Papai Noel, árvore de Natal, presentes, neve artificial: esses elementos estão associados ao imaginário natalino de muitos brasileiros, mas passam longe das tradições populares dessa época do ano enraizadas no País. Quem se deu conta de que os festejos vinham minguando foi o escritor Ronaldo Correia de Brito, já nos anos 1980. "Esse Natal colocava em um lugar central da comemoração um peru ou chester, em vez do Menino Jesus", lamenta ele em entrevista ao jornal O Estado de S. Paulo. Cearense do Crato, mas orgulhoso residente do Recife há 50 anos, Ronaldo se aliou ao músico Antônio Madureira, do Quinteto Armorial, e ao poeta Assis Lima para, em 1983, lançar o disco Baile do Menino Deus, pelo selo Eldorado. Com o álbum, os artistas fizeram também um espetáculo, que começou tímido e acabou, ao longo dos anos, por se tornar uma das principais festividades da cidade - há 16 anos, é encenado sempre em 23, 24 e 25 de dezembro, levando 70 mil pessoas por ano à Praça do Marco Zero, no coração do Recife.
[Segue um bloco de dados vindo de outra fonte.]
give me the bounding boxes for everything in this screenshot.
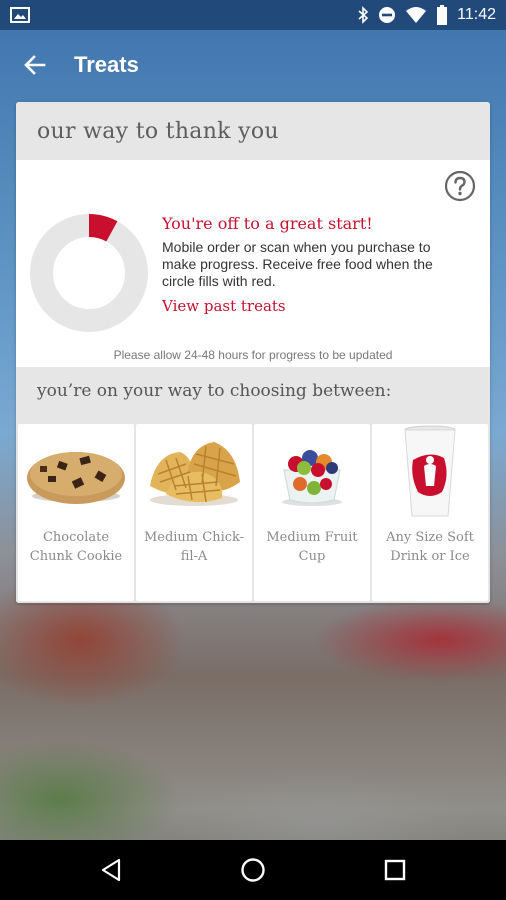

"Nesse Natal, tudo cabe, como nas primeiras celebrações cristãs, que diziam que em Cristo todos os opostos se conciliam, quando o cristianismo primitivo incorporava o paganismo", comenta Ronaldo, que dirige a peça unindo a cultura popular à erudita. No espetáculo, gratuito, a música clássica se concilia com dueto de pandeiros, números ibéricos, negros e indígenas remontam às tradições dos povos formadores do Brasil. Há passos de frevo, coros e influências das mais variadas culturas. É um Natal mestiço, ressalta Ronaldo, como atesta a variedade de etnias dos atores, cujos figurinos coloridos e inspirados nas raízes do País ele averigua nos mínimos detalhes.
"Essa saia é aberta na frente", diz ele a Felipe Costa, que com seus dreadlocks interpreta José. "Quero essa gola mais alta", pede a Isadora Melo, que dá vida a uma Maria com cabelos cacheados. Apesar do rigor do dramaturgo, ele distribui afagos e elogios pelos bastidores. Um dos destaques é o pequeno Guilherme, percussionista de apenas 5 anos que Ronaldo exalta: "É nosso novo Naná Vasconcelos".
O escritor se esquiva das comparações, mas "O Baile do Menino Deus" cumpre um papel no Brasil contemporâneo semelhante ao que o clássico "Um Conto de Natal", de Charles Dickens, desempenhou na Inglaterra vitoriana. Escrita em 1843, a obra celebrava o espírito natalino em uma época na qual o Natal vinha sendo desvalorizado pela Igreja Anglicana, que questionava a celebração de um feriado de origem pagã - 200 anos antes, o Natal chegou a ser proibido pelo parlamento britânico. Assim como Ronaldo, Dickens promovia leituras dramáticas de seu conto para o povo todos os anos.